Given `k_1=1500Nm^-1`, `k_2=500Nm^-1`, `m_1=2kg`, `m_2=1kg`. Find:

a. potential energy stored in the spring in equilibrium, and
b. work done in slowly pulling down `m_2` by `8cm`.

Let the initial extension in the springs of force constants `k_1` and `k_2`, at equilibrium position, be `x_1` and `x_2`. Then
`x_2=(m_2g)/(k_2)`, `x_1=((m_1+m_2)g)/(k_1)`

a. Potential energy stored in the springs in equilibrium position is
`U_1=1/2k_1x_1^2+1/2k_2x_2^2`
Putting values of `x_1` and `x_2` from above, we get `U_1=0.4J`
b.
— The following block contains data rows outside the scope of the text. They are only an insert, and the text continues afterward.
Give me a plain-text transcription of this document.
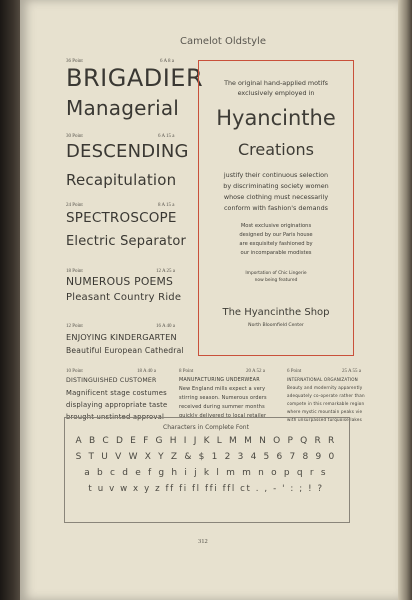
Camelot Oldstyle
36 Point	6 A 8 a
BRIGADIER
Managerial
30 Point	6 A 15 a
DESCENDING
Recapitulation
24 Point	8 A 15 a
SPECTROSCOPE
Electric Separator
18 Point	12 A 25 a
NUMEROUS POEMS
Pleasant Country Ride
12 Point	16 A 40 a
ENJOYING KINDERGARTEN
Beautiful European Cathedral
The original hand-applied motifs
exclusively employed in
Hyancinthe
Creations
justify their continuous selection
by discriminating society women
whose clothing must necessarily
conform with fashion's demands
Most exclusive originations
designed by our Paris house
are exquisitely fashioned by
our incomparable modistes
Importation of Chic Lingerie
now being featured
The Hyancinthe Shop
North Bloomfield Center
10 Point	18 A 40 a
DISTINGUISHED CUSTOMER
Magnificent stage costumes
displaying appropriate taste
brought unstinted approval
8 Point	20 A 52 a
MANUFACTURING UNDERWEAR
New England mills expect a very
stirring season. Numerous orders
received during summer months
quickly delivered to local retailer
6 Point	25 A 55 a
INTERNATIONAL ORGANIZATION
Beauty and modernity apparently
adequately co-operate rather than
compete in this remarkable region
where mystic mountain peaks vie
with unsurpassed turquoise lakes
Characters in Complete Font
A B C D E F G H I J K L M M N O P Q R R
S T U V W X Y Z & $ 1 2 3 4 5 6 7 8 9 0
a b c d e f g h i j k l m m n o p q r s
t u v w x y z ff fi fl ffi ffl ct . , - ' : ; ! ?
312
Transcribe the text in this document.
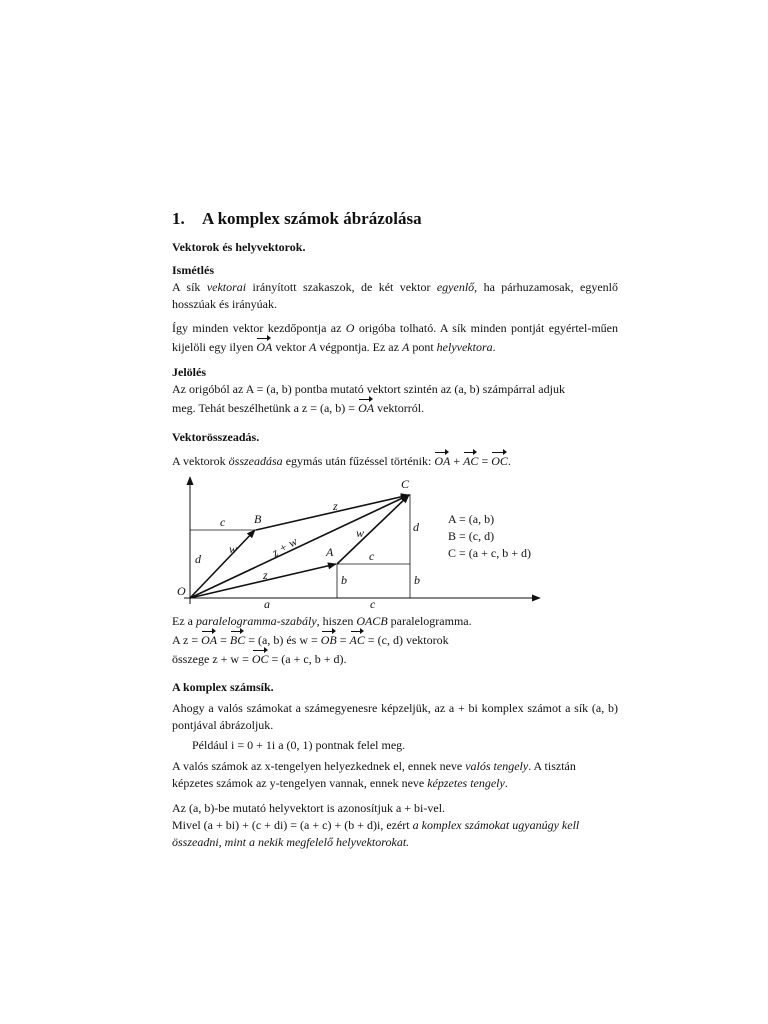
1. A komplex számok ábrázolása
Vektorok és helyvektorok.
Ismétlés
A sík vektorai irányított szakaszok, de két vektor egyenlő, ha párhuzamosak, egyenlő hosszúak és irányúak.
Így minden vektor kezdőpontja az O origóba tolható. A sík minden pontját egyértel-műen kijelöli egy ilyen OA vektor A végpontja. Ez az A pont helyvektora.
Jelölés
Az origóból az A = (a, b) pontba mutató vektort szintén az (a, b) számpárral adjuk
meg. Tehát beszélhetünk a z = (a, b) = OA vektorról.
Vektorösszeadás.
A vektorok összeadása egymás után fűzéssel történik: OA + AC = OC.
Ez a paralelogramma-szabály, hiszen OACB paralelogramma.
A z = OA = BC = (a, b) és w = OB = AC = (c, d) vektorok
összege z + w = OC = (a + c, b + d).
A komplex számsík.
Ahogy a valós számokat a számegyenesre képzeljük, az a + bi komplex számot a sík (a, b) pontjával ábrázoljuk.
Például i = 0 + 1i a (0, 1) pontnak felel meg.
A valós számok az x-tengelyen helyezkednek el, ennek neve valós tengely. A tisztán képzetes számok az y-tengelyen vannak, ennek neve képzetes tengely.
Az (a, b)-be mutató helyvektort is azonosítjuk a + bi-vel.
Mivel (a + bi) + (c + di) = (a + c) + (b + d)i, ezért a komplex számokat ugyanúgy kell összeadni, mint a nekik megfelelő helyvektorokat.
O
A
B
C
z
z
w
w
z + w
c
c
d
d
b	b
a	c
A = (a, b)
B = (c, d)
C = (a + c, b + d)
Let `Deltax_1` and `Deltax_2` be additional elongations caused by pulling `m_2` by `l=8cm`. Additional forces on `m_1` are equal and in opposite directions.
`impliesk_1Deltax_1=k_2Deltax_2` (i)
Also, `Deltax_1+Deltax_2=l` (ii)
`Deltax_1` and `Deltax_2` can be found from Eqs. (i) and (ii).
From work-energy theorem,
`w_g+w_p+w_s=0`
(where `w_p` is the work done by the pulling force)
`impliesw_p=-w_s-w_g=(U_2-U_1)-[m_1gDeltax_1+m_2g(Deltax_1+Deltax_2)]`
where `U_2=1/2k_1(x_1+Deltax_1)^2+1/2k_2(x_2+Deltax_2)^2`
Putting the values, we get
`impliesw_p=1J`